The dataset is organized as follows:
.
├── images # contains all images
├── train
├── val
├── posetrack_data # contains annotations for pose reid tracking
├── train
├── 000001_bonn_train.json
├── ...
├── val
├── ...
├── posetrack_mot # contains annotations for multi-object tracking
├── mot
├── train
├── 000001_bonn_train
├── image_info.json
├── gt
├── gt.txt # ground truth annotations in mot format
├── gt_kpts.txt # ground truth poses for each frame
├── ...
├── val
├── posetrack_person_search # person search annotations
├── query.json
├── train.json
├── val.json
We adopt the same format proposed in PoseTrack18. Please note that keypoints for left_ear
and right_ear
are just placeholders for compatibility with the MSCOCO dataset.

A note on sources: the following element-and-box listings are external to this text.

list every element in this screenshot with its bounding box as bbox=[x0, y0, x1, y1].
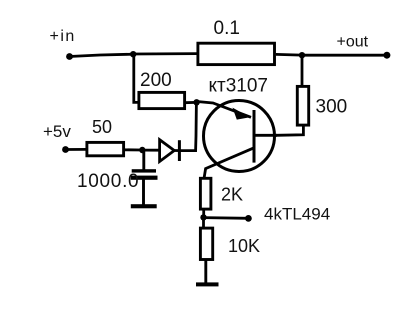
wire junction B down to resistor 300 bbox=[301, 55, 304, 86]
svg-text:200: 200 bbox=[140, 70, 172, 91]
ground (bottom) bbox=[196, 282, 219, 286]
wire 2K to junction E bbox=[202, 209, 205, 218]
terminal dot TL494 bbox=[245, 215, 252, 222]
wire junction A down to resistor 200 bbox=[134, 54, 139, 102]
svg-text:300: 300 bbox=[316, 97, 348, 118]
capacitor C2 1000.0 bbox=[77, 150, 158, 205]
svg-text:+5v: +5v bbox=[43, 122, 71, 141]
junction dot D bbox=[139, 147, 145, 153]
wire junction D to diode anode bbox=[142, 149, 160, 152]
wire +in to junction A bbox=[70, 54, 134, 56]
svg-text:50: 50 bbox=[92, 117, 112, 137]
wire 0.1 to junction B bbox=[276, 53, 302, 56]
svg-text:+out: +out bbox=[337, 33, 369, 50]
svg-text:0.1: 0.1 bbox=[214, 18, 240, 39]
junction dot A bbox=[130, 51, 136, 57]
wire 10K to ground bbox=[204, 260, 207, 285]
junction dot B bbox=[299, 52, 305, 58]
resistor R1 200 bbox=[139, 70, 185, 109]
wire 50 to junction D bbox=[124, 148, 143, 151]
ground (capacitor) bbox=[131, 204, 157, 208]
junction dot C bbox=[193, 99, 199, 105]
svg-text:+in: +in bbox=[50, 28, 76, 45]
resistor R2 300 bbox=[297, 86, 347, 125]
capacitor 0.1 (box symbol) bbox=[198, 18, 275, 65]
junction dot E bbox=[200, 214, 206, 220]
resistor R5 10K bbox=[200, 228, 260, 259]
wire junction E to 10K bbox=[202, 217, 205, 228]
svg-text:кт3107: кт3107 bbox=[209, 76, 269, 97]
resistor R4 2K bbox=[200, 178, 243, 209]
node +out label bbox=[337, 33, 369, 50]
wire junction E to TL494 terminal bbox=[204, 216, 249, 219]
wire junction B to +out terminal bbox=[302, 54, 387, 57]
terminal dot +out bbox=[383, 52, 390, 59]
node +5v label bbox=[43, 122, 71, 141]
terminal dot +5v bbox=[62, 146, 69, 153]
svg-text:1000.0: 1000.0 bbox=[77, 171, 139, 192]
wire junction C down to diode cathode bbox=[180, 102, 197, 150]
label 4kTL494 bbox=[264, 205, 330, 224]
node +in label bbox=[50, 28, 76, 45]
wire junction A to capacitor 0.1 bbox=[133, 52, 197, 55]
diode D1 bbox=[160, 140, 181, 162]
transistor Q1 KT3107 bbox=[197, 76, 277, 178]
svg-text:2K: 2K bbox=[221, 185, 243, 205]
svg-text:10K: 10K bbox=[228, 236, 260, 256]
wire +5v to resistor 50 bbox=[66, 148, 88, 151]
svg-text:4kTL494: 4kTL494 bbox=[264, 205, 330, 224]
wire 200 to junction C bbox=[185, 101, 197, 104]
wire base to resistor 300 bbox=[276, 126, 303, 135]
resistor R3 50 bbox=[87, 117, 124, 156]
terminal dot +in bbox=[66, 53, 73, 60]
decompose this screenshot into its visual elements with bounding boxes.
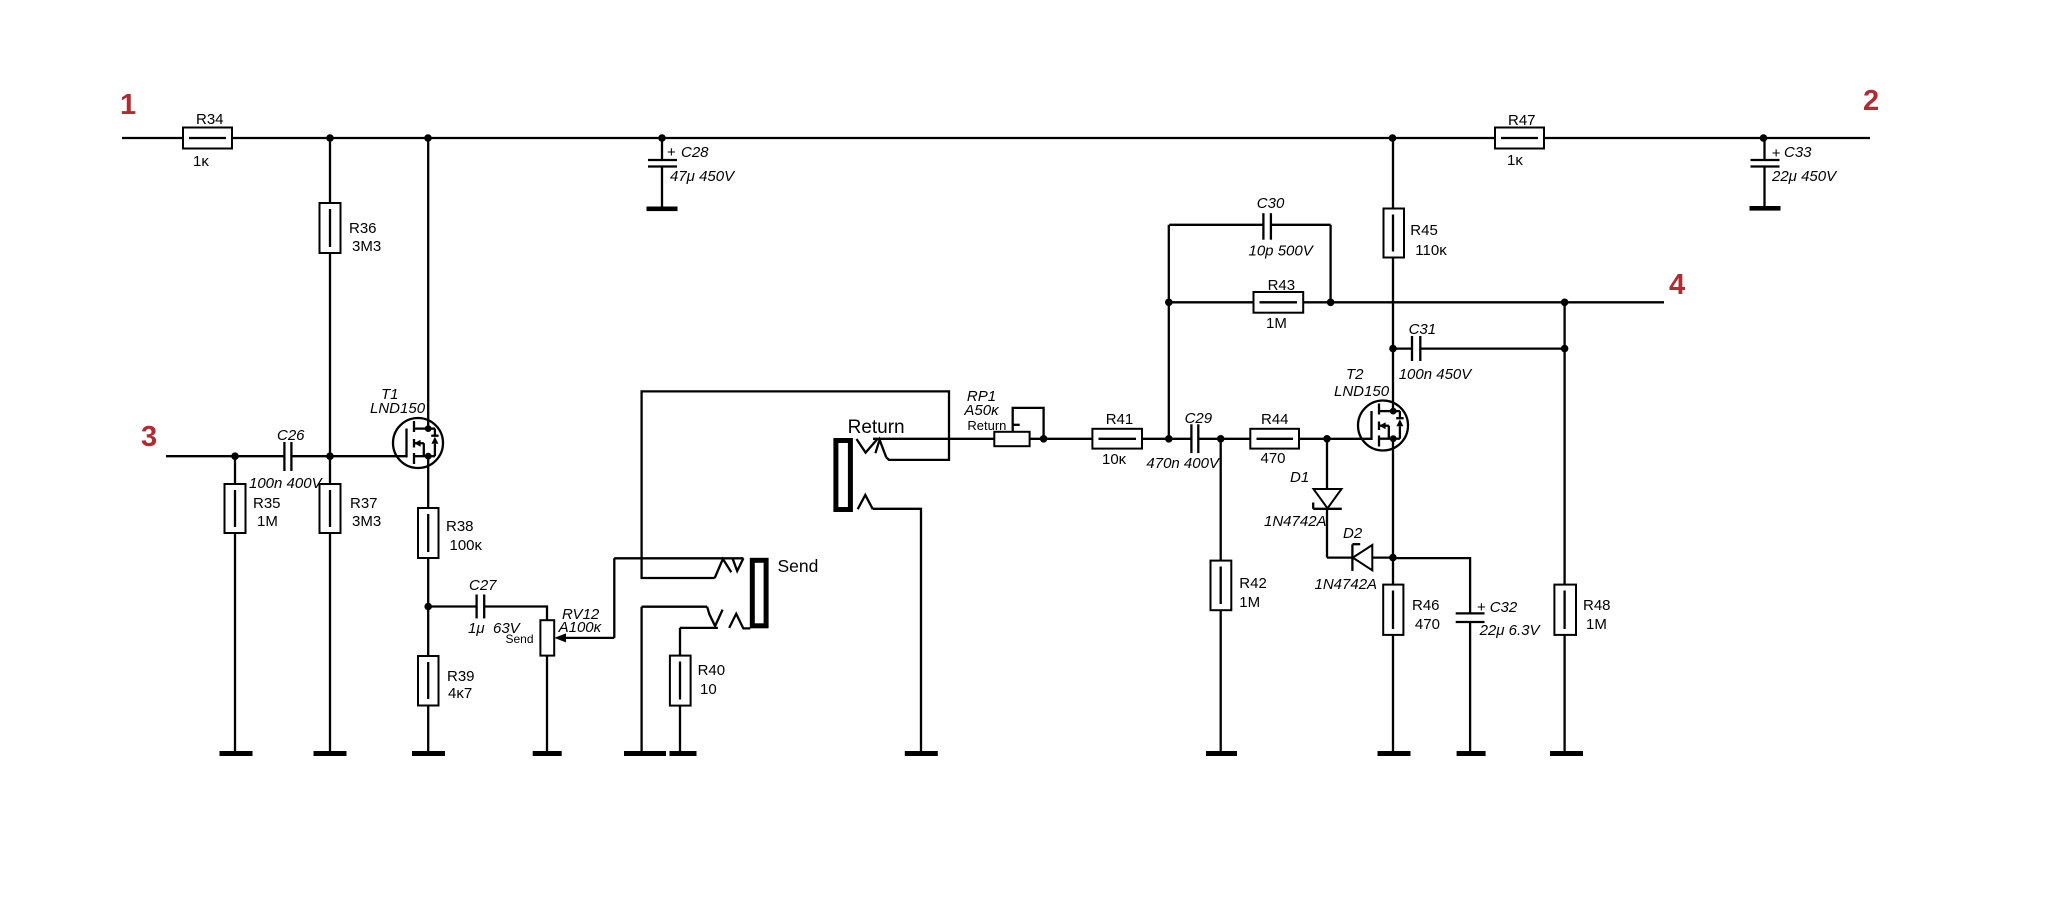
- junction: top bus / C33: [1760, 134, 1768, 142]
- resistor R48: [1554, 585, 1610, 753]
- svg-text:1: 1: [120, 89, 136, 121]
- svg-text:100n 450V: 100n 450V: [1399, 366, 1474, 383]
- wire: C30 right leg: [1329, 225, 1331, 302]
- svg-text:22μ 450V: 22μ 450V: [1771, 168, 1838, 185]
- ground: R35: [220, 751, 253, 756]
- potentiometer RV12: [540, 606, 602, 656]
- wire: Return sleeve to ground: [873, 509, 921, 752]
- node 2 label: [1863, 85, 1879, 117]
- svg-text:D2: D2: [1343, 525, 1363, 542]
- svg-text:LND150: LND150: [1334, 383, 1390, 400]
- junction: node 4 / C30 left column: [1165, 299, 1173, 307]
- junction: top bus / R45 column: [1389, 134, 1397, 142]
- resistor R40: [670, 628, 725, 752]
- zener diode D2 1N4742A: [1315, 525, 1393, 593]
- node 1 label: [120, 89, 136, 121]
- resistor R35: [225, 456, 281, 752]
- resistor R38: [418, 508, 483, 558]
- svg-text:1M: 1M: [257, 513, 278, 530]
- wire: node 4 line: [1169, 301, 1664, 303]
- wire: node 3 input line: [166, 455, 407, 457]
- junction: D2 / R46 / C32: [1389, 554, 1397, 562]
- jack body: Send: [752, 560, 766, 626]
- junction: node 3 / R36-R37 column: [326, 452, 334, 460]
- wire: RP1 to T2 gate: [1030, 438, 1372, 440]
- svg-text:4κ7: 4κ7: [448, 685, 472, 702]
- svg-text:22μ 6.3V: 22μ 6.3V: [1479, 622, 1542, 639]
- ground: R46: [1378, 751, 1411, 756]
- svg-text:C26: C26: [277, 427, 305, 444]
- ground: Return sleeve: [905, 751, 938, 756]
- svg-text:4: 4: [1669, 269, 1685, 301]
- capacitor C27: [428, 577, 521, 637]
- wire: T2 source to R46: [1392, 439, 1394, 585]
- wiper of RV12: [554, 558, 614, 642]
- transistor T1 LND150: [370, 386, 443, 468]
- ground: C33: [1750, 206, 1781, 211]
- junction: top bus / R36 column: [326, 134, 334, 142]
- svg-text:A100κ: A100κ: [558, 619, 603, 636]
- svg-text:R45: R45: [1410, 222, 1438, 239]
- junction: C27 tap: [424, 603, 432, 611]
- svg-text:47μ 450V: 47μ 450V: [670, 168, 736, 185]
- wire: send switch to return switch link: [642, 391, 949, 578]
- svg-text:Send: Send: [778, 556, 819, 576]
- svg-text:1M: 1M: [1266, 315, 1287, 332]
- svg-text:LND150: LND150: [370, 400, 426, 417]
- svg-text:D1: D1: [1290, 469, 1309, 486]
- svg-text:R47: R47: [1508, 112, 1536, 129]
- svg-text:R38: R38: [446, 518, 474, 535]
- svg-text:470: 470: [1261, 450, 1286, 467]
- svg-text:10p 500V: 10p 500V: [1249, 243, 1315, 260]
- svg-text:C29: C29: [1185, 410, 1213, 427]
- junction: top bus / C28: [658, 134, 666, 142]
- label: Send (RV12 wiper): [506, 632, 534, 646]
- svg-text:R36: R36: [349, 220, 377, 237]
- junction: signal / C30-R43 column: [1165, 435, 1173, 443]
- svg-text:C27: C27: [469, 577, 497, 594]
- wire: T1 drain column: [427, 138, 429, 429]
- potentiometer RP1: [963, 388, 1029, 446]
- svg-text:2: 2: [1863, 85, 1879, 117]
- svg-text:R46: R46: [1412, 597, 1440, 614]
- ground: R48: [1550, 751, 1583, 756]
- svg-text:R35: R35: [253, 495, 281, 512]
- svg-text:100n 400V: 100n 400V: [249, 475, 324, 492]
- svg-text:R48: R48: [1583, 597, 1611, 614]
- zener diode D1 1N4742A: [1264, 439, 1342, 558]
- resistor R37: [320, 456, 382, 752]
- svg-text:Return: Return: [848, 417, 905, 438]
- sleeve contact pair: Send jack: [642, 607, 751, 629]
- capacitor C33: [1751, 138, 1839, 207]
- svg-text:R34: R34: [196, 111, 224, 128]
- svg-text:R44: R44: [1261, 411, 1289, 428]
- wire: R45 column (top bus to T2 drain): [1392, 138, 1394, 411]
- junction: signal / R42: [1217, 435, 1225, 443]
- svg-text:1μ: 1μ: [468, 620, 485, 637]
- resistor R34: [183, 111, 232, 170]
- svg-text:10κ: 10κ: [1102, 451, 1127, 468]
- svg-text:R43: R43: [1268, 277, 1296, 294]
- svg-text:1M: 1M: [1239, 594, 1260, 611]
- node 4 label: [1669, 269, 1685, 301]
- svg-text:+: +: [1772, 145, 1781, 162]
- wiper of RP1: [1013, 408, 1044, 439]
- svg-text:C30: C30: [1257, 195, 1285, 212]
- svg-text:A50κ: A50κ: [963, 402, 1000, 419]
- svg-text:1M: 1M: [1586, 616, 1607, 633]
- resistor R44: [1250, 411, 1299, 467]
- wire: R48 column: [1563, 302, 1565, 584]
- svg-text:470: 470: [1415, 616, 1440, 633]
- wire: Send sleeve to ground: [640, 607, 642, 752]
- jack body: Return: [836, 441, 851, 510]
- node 3 label: [141, 421, 157, 453]
- wire: T1 source to R38: [427, 456, 429, 508]
- junction: signal / D1: [1323, 435, 1331, 443]
- resistor R42: [1211, 439, 1267, 752]
- ground: C28: [647, 207, 678, 212]
- label: Return (RP1 wiper): [967, 418, 1006, 433]
- svg-text:470n 400V: 470n 400V: [1146, 455, 1221, 472]
- ground: Send sleeve: [624, 751, 666, 756]
- capacitor C28: [648, 138, 736, 207]
- tip spring: Return jack: [857, 439, 878, 453]
- capacitor C31: [1393, 321, 1565, 383]
- capacitor C32: [1393, 558, 1542, 752]
- svg-text:T2: T2: [1346, 366, 1364, 383]
- ground: R42: [1206, 751, 1237, 756]
- ground: R39: [412, 751, 445, 756]
- ground: C32: [1457, 751, 1486, 756]
- svg-text:C31: C31: [1409, 321, 1437, 338]
- svg-text:3M3: 3M3: [352, 513, 381, 530]
- wire: C30 left leg / feedback column: [1168, 225, 1170, 439]
- junction: RP1 wiper / output: [1040, 435, 1048, 443]
- svg-text:C28: C28: [681, 144, 709, 161]
- junction: top bus / T1 drain column: [424, 134, 432, 142]
- junction: node 4 / R48 column: [1561, 299, 1569, 307]
- wire: C27 to RV12: [484, 607, 547, 621]
- svg-text:1N4742A: 1N4742A: [1264, 513, 1327, 530]
- svg-text:3: 3: [141, 421, 157, 453]
- svg-text:1N4742A: 1N4742A: [1315, 576, 1378, 593]
- wire: D1 to D2: [1327, 556, 1352, 558]
- ground: RV12: [533, 751, 562, 756]
- label: Send jack: [778, 556, 819, 576]
- resistor R39: [418, 656, 475, 752]
- transistor T2 LND150: [1334, 366, 1408, 451]
- junction: node 4 / C30 right leg: [1327, 299, 1335, 307]
- wire: RV12 to ground: [546, 656, 548, 752]
- svg-text:R37: R37: [350, 495, 378, 512]
- svg-text:C32: C32: [1490, 599, 1518, 616]
- junction: C31 / R48 column: [1561, 345, 1569, 353]
- wire: top bus from node 1 to node 2: [122, 137, 1870, 139]
- switch contact: Return jack: [875, 440, 886, 458]
- svg-text:+: +: [667, 144, 676, 161]
- resistor R45: [1384, 209, 1448, 260]
- resistor R47: [1495, 112, 1544, 169]
- svg-text:+: +: [1477, 599, 1486, 616]
- svg-text:Send: Send: [506, 632, 534, 646]
- svg-text:R42: R42: [1239, 575, 1267, 592]
- svg-text:100κ: 100κ: [450, 537, 483, 554]
- junction: node 3 / R35: [231, 452, 239, 460]
- wire: R38 to R39: [427, 558, 429, 656]
- svg-text:3M3: 3M3: [352, 238, 381, 255]
- sleeve contact: Return jack: [858, 495, 873, 509]
- resistor R43: [1254, 277, 1304, 332]
- svg-text:Return: Return: [967, 418, 1006, 433]
- tip spring: Send jack: [733, 558, 744, 571]
- svg-text:R41: R41: [1106, 411, 1134, 428]
- svg-text:R40: R40: [698, 662, 726, 679]
- capacitor C26: [249, 427, 324, 492]
- svg-text:10: 10: [700, 681, 717, 698]
- svg-text:1κ: 1κ: [1507, 152, 1523, 169]
- label: Return jack: [848, 417, 905, 438]
- capacitor C30: [1169, 195, 1330, 260]
- wire: Return tip to RP1: [873, 438, 994, 440]
- wire: R36 column (top bus to node 3 line): [329, 138, 331, 456]
- svg-text:R39: R39: [447, 668, 475, 685]
- ground: R40: [670, 751, 697, 756]
- ground: R37: [314, 751, 347, 756]
- svg-text:1κ: 1κ: [193, 153, 209, 170]
- switch contact: Send jack: [715, 559, 732, 578]
- wire: Send jack tip line: [614, 557, 743, 559]
- capacitor C29: [1146, 410, 1221, 472]
- junction: R45 column / C31: [1389, 345, 1397, 353]
- resistor R46: [1383, 585, 1440, 753]
- resistor R41: [1092, 411, 1142, 468]
- svg-text:110κ: 110κ: [1415, 242, 1447, 259]
- svg-text:C33: C33: [1784, 144, 1812, 161]
- resistor R36: [320, 203, 382, 255]
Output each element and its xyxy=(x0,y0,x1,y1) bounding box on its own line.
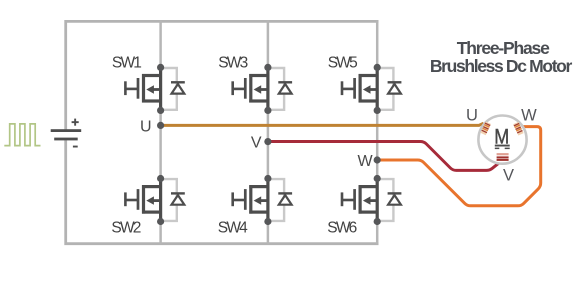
svg-text:V: V xyxy=(503,166,514,184)
svg-text:W: W xyxy=(521,106,537,124)
svg-text:SW3: SW3 xyxy=(218,55,248,72)
svg-text:SW2: SW2 xyxy=(111,219,141,236)
svg-text:V: V xyxy=(251,134,262,151)
svg-text:SW1: SW1 xyxy=(112,55,142,72)
svg-text:U: U xyxy=(466,106,478,124)
svg-text:SW5: SW5 xyxy=(328,55,358,72)
svg-text:Three-Phase: Three-Phase xyxy=(457,38,550,58)
svg-text:W: W xyxy=(357,153,373,170)
svg-text:SW4: SW4 xyxy=(218,219,248,236)
svg-text:Brushless Dc Motor: Brushless Dc Motor xyxy=(430,56,573,76)
svg-text:U: U xyxy=(140,118,152,135)
svg-text:SW6: SW6 xyxy=(327,219,357,236)
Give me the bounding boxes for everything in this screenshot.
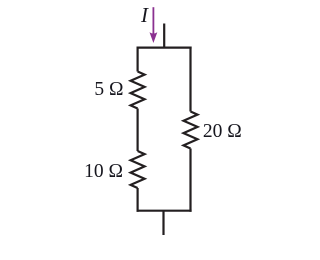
svg-text:I: I [140,3,149,27]
wire right upper [189,47,191,112]
resistor 10 ohm [131,151,145,188]
svg-text:20 Ω: 20 Ω [203,121,242,142]
svg-text:10 Ω: 10 Ω [84,161,123,182]
wire top horizontal [137,46,192,48]
svg-text:5 Ω: 5 Ω [94,79,123,100]
wire left upper [137,47,139,72]
wire left middle [137,109,139,152]
current arrow (purple) [150,7,158,43]
resistor 5 ohm [131,72,145,109]
resistor 20 ohm [184,112,198,149]
wire top lead [163,24,165,48]
wire left lower [137,188,139,212]
wire bottom lead [162,211,164,235]
wire right lower [189,149,191,212]
wire bottom horizontal [137,210,192,212]
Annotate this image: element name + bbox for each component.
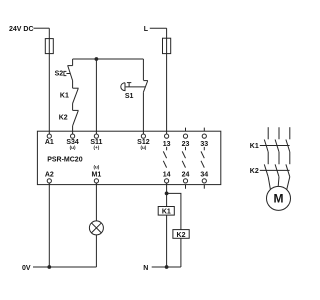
node 14 branch junction (165, 192, 169, 196)
wire K2 to S34 (72, 126, 74, 134)
contact 13-14 internal (163, 147, 166, 168)
wire K1 to N (166, 215, 168, 267)
wire branch to K2 (167, 193, 181, 229)
wire S1 branch drop (142, 59, 144, 80)
wire phase L1 top (267, 127, 269, 139)
svg-text:N: N (143, 265, 148, 272)
terminal 23 (185, 128, 187, 132)
fuse F1 (45, 39, 53, 54)
terminal S12 (141, 134, 145, 138)
svg-text:(u): (u) (140, 145, 146, 150)
svg-text:K2: K2 (250, 168, 259, 175)
relay box PSR-MC20 (37, 131, 220, 184)
wire S2 branch drop (72, 59, 74, 66)
terminal 13 (165, 134, 169, 138)
wire 14 down (166, 183, 168, 193)
wire phase L1 mid (267, 152, 269, 164)
fuse F2 (163, 38, 171, 53)
wire phase L3 mid (289, 152, 291, 164)
contact K2 (NC feedback) (73, 110, 79, 125)
wire L vertical to 13 (166, 28, 168, 134)
wire top rail (73, 58, 144, 60)
svg-text:K1: K1 (162, 209, 171, 216)
svg-text:A2: A2 (45, 172, 54, 179)
contact K1 (NC feedback) (73, 88, 79, 103)
svg-text:K2: K2 (177, 232, 186, 239)
svg-text:(u): (u) (93, 164, 99, 169)
svg-text:0V: 0V (22, 265, 31, 272)
contact S2 (NC, e-stop) (64, 66, 73, 81)
wire to K1 coil (166, 193, 168, 206)
motor M (267, 186, 291, 210)
terminal A1 (47, 134, 51, 138)
wire M1 to lamp (95, 183, 97, 221)
lamp H1 (89, 221, 103, 235)
wire motor lead L3 (287, 177, 290, 190)
svg-text:K1: K1 (250, 143, 259, 150)
rail N (152, 266, 181, 268)
wire 24V vertical to A1 (48, 28, 50, 134)
terminal S34 (71, 134, 75, 138)
coil K1 (158, 207, 174, 216)
svg-text:K2: K2 (59, 115, 68, 122)
svg-text:34: 34 (200, 172, 208, 179)
node K1/N junction (165, 265, 169, 269)
wire phase L2 mid (278, 152, 280, 164)
svg-text:S2: S2 (55, 70, 64, 77)
wire K1 to K2 (72, 103, 74, 110)
svg-text:S1: S1 (125, 93, 134, 100)
contact 33-34 internal (201, 147, 204, 168)
wire lamp to 0V (95, 235, 97, 267)
contact K1 main (3-pole) (260, 140, 290, 152)
terminal 33 (203, 128, 205, 132)
node A2/0V junction (47, 265, 51, 269)
svg-text:L: L (144, 26, 149, 33)
contact S1 (start button) (121, 81, 148, 93)
wire phase L3 top (289, 127, 291, 139)
terminal S11 (94, 134, 98, 138)
svg-text:14: 14 (163, 172, 171, 179)
svg-text:24V DC: 24V DC (9, 26, 34, 33)
node S11 junction (95, 57, 99, 61)
wire S2 to K1 (72, 81, 74, 89)
wire S11 riser (95, 59, 97, 134)
svg-text:24: 24 (182, 172, 190, 179)
svg-text:PSR-MC20: PSR-MC20 (47, 157, 83, 164)
contact K2 main (3-pole) (260, 164, 290, 176)
wire K2 to N (180, 238, 182, 267)
wire S1 to S12 (142, 92, 144, 134)
rail 0V (33, 266, 96, 268)
svg-text:A1: A1 (45, 139, 54, 146)
svg-text:M1: M1 (92, 172, 102, 179)
wire 24V feed horizontal (34, 27, 50, 29)
svg-text:(u): (u) (70, 145, 76, 150)
wire motor lead L1 (268, 177, 270, 190)
contact 23-24 internal (182, 147, 185, 168)
svg-text:(+): (+) (94, 145, 100, 150)
svg-text:M: M (274, 192, 284, 206)
svg-text:K1: K1 (60, 92, 69, 99)
wire motor lead L2 (277, 177, 280, 187)
coil K2 (173, 230, 189, 239)
wire A2 down (48, 183, 50, 267)
wire L horizontal (150, 27, 167, 29)
wire phase L2 top (278, 127, 280, 139)
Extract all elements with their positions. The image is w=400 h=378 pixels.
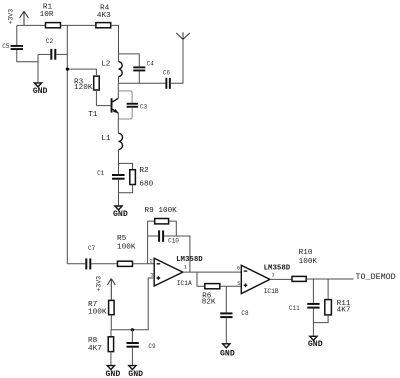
transistor T1 — [88, 98, 118, 119]
ground GND6 — [220, 344, 235, 359]
svg-text:GND: GND — [220, 350, 235, 359]
ground GND7 — [308, 336, 323, 349]
wire R6 to pin5 — [220, 285, 242, 287]
svg-text:C3: C3 — [140, 103, 148, 110]
svg-text:7: 7 — [272, 272, 275, 279]
svg-text:GND: GND — [308, 340, 323, 349]
wire R3 top leg — [67, 69, 96, 76]
capacitor C9 — [127, 330, 157, 366]
svg-text:100K: 100K — [88, 309, 107, 317]
node junction dot (R7/R8/C9/pin3) — [131, 328, 134, 331]
wire long vertical bus x=67.3 — [66, 25, 68, 263]
svg-text:R10: R10 — [299, 249, 313, 257]
svg-text:680: 680 — [139, 181, 153, 189]
feedback left leg — [147, 221, 149, 264]
svg-text:4K7: 4K7 — [88, 345, 102, 353]
wire pin3 branch — [111, 278, 154, 330]
svg-text:+3V3: +3V3 — [8, 9, 15, 25]
svg-text:TO_DEMOD: TO_DEMOD — [356, 272, 396, 282]
svg-text:2: 2 — [150, 257, 153, 264]
svg-text:C8: C8 — [241, 310, 249, 317]
svg-text:GND: GND — [128, 370, 143, 378]
svg-text:GND: GND — [33, 87, 48, 96]
capacitor C11 — [289, 279, 320, 336]
wire emitter down — [117, 113, 119, 133]
wire rail R1 to R4 — [61, 24, 96, 26]
svg-text:6: 6 — [237, 265, 240, 272]
svg-text:IC1A: IC1A — [177, 280, 192, 287]
svg-text:R8: R8 — [88, 337, 98, 345]
ground GND2 — [113, 206, 128, 219]
svg-text:C11: C11 — [289, 305, 300, 312]
svg-text:C1: C1 — [97, 170, 105, 177]
inductor L2 — [101, 54, 122, 83]
svg-text:C10: C10 — [168, 237, 179, 244]
svg-text:C4: C4 — [147, 61, 155, 68]
wire tank top to C4 — [119, 54, 140, 67]
wire IC1A out to IC1B pin6 — [183, 271, 242, 273]
resistor R1 — [40, 4, 61, 28]
wire C6 to antenna — [171, 39, 183, 83]
wire R6 left leg — [197, 272, 205, 286]
resistor R2 — [130, 167, 154, 189]
svg-text:C9: C9 — [148, 343, 156, 350]
resistor R3 — [74, 76, 99, 92]
svg-text:T1: T1 — [88, 111, 98, 119]
capacitor C1 — [97, 163, 125, 206]
ground GND5 — [128, 366, 143, 378]
resistor R9 — [145, 207, 178, 236]
wire R3 bottom leg — [95, 90, 97, 106]
svg-text:GND: GND — [113, 210, 128, 219]
resistor R5 — [117, 235, 136, 266]
wire top rail left — [17, 24, 46, 26]
svg-text:82K: 82K — [202, 298, 216, 306]
capacitor C8 — [220, 286, 249, 344]
wire gnd drop (C2/C5) — [37, 54, 39, 83]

A sample annotation file in posetrack_data
has the following format:
{
"images": [
{
"is_labeled": false, # true, if a frame contains annotated keypoints
"nframes": 76
"frame_id": 10000010000,
"id": 10000010000,
"vid_id": 000001,
"file_name": images/train/000001_bonn_train/000000.jpg,
"has_labeled_person": false, # true, if a frame contaisn annotated bounding boxes (with or without keypoints)
"ignore_regions_y": [
[y11, y12, y13, ..., y1n],
[y21, y22, y23, ..., y2n]
],
"ignore_regions_x": [
[x11, x12, x13, ..., x1n],
[x21, x22, x23, ..., x2n]
]
}
],
"annotations": [
{
"bbox": [x1, y1, w, h],
"bbox_head": [x1, y1, w, h],
"category_id": 1,
"image_id": 10000010000,
"id": 1000001000000,
"keypoints": [x1, y1, vis1, ..., x17, y17, vis17],
"person_id": 1024,
"track_id": 0
}
],
"categories": [
{
"supercategory": "person",
"id": 1,
"name": "person",
"keypoints": [
"nose",
"head_bottom",
"head_top",
"left_ear",
"right_ear",
"left_shoulder",
"right_shoulder",
"left_elbow",
"right_elbow",
"left_wrist",
"right_wrist",
"left_hip",
"right_hip",
"left_knee",
"right_knee",
"left_ankle",
"right_ankle"
],
"skeleton": [
[
16,
14
],
[
14,
12
],
[
17,
15
],
[
15,
13
],
[
12,
13
],
[
6,
12
],
[
7,
13
],
[
6,
7
],
[
6,
8
],
[
7,
9
],
[
8,
10
],
[
9,
11
],
[
2,
3
],
[
1,
2
],
[
1,
3
],
[
2,
4
],
[
3,
5
],
[
4,
6
],
[
5,
7
]
]
}
]
}
Similarly, submission files should have the following format:
{
"images": [
{
"file_name": "images/train/000001_bonn_train/000000.jpg",
"id": 10000010000,
"frame_id": 10000010000
},
],
"annotations": [
{
{
"bbox": [x1, y1, w, h],
"image_id": 10000010000,
"keypoints": [x1, y1, vis1, ..., x17, y17, vis17],
"scores": [s1, ..., s17],
"person_id": 1024,
"track_id": 0
}
}
]
}
Note, that the vis1
to vis17
are ignored during evaluation.
In MOT, we provide a slightly different format, compared to related MOT datasets such as MOT17. In particular, we replace seqinfo.ini
by image_info.json
with the following format:
[
{
"file_name": "images/train/000001_bonn_train/000000.jpg",
"id": 10000010000,
"frame_id": 10000010000,
"vid_id": "000001",
"frame_index": 1, # the frame index refered to in gt.txt
"ignore_regions_x": [
[x1, x2, ..., xn]
],
"ignore_regions_y": [
[y1, y2, ..., yn]
]
},
...
]
Each gt.txt
follows the same format proposed by the MOT17 dataset, where <x>
, <y>
, <z>
are set to -1
and <conf>
is set to 1
:
<frame>, <id>, <bb_left>, <bb_top>, <bb_width>, <bb_height>, <conf>, <x>, <y>, <z>
posetrack_person_search/train.json
, posetrack_person_search/posetrack_person_search/val.json
and posetrack_person_search/posetrack_person_search/query.json
follow a very similar structure as the annotations for pose reid tracking.
The training set contains 5474 unique person ids.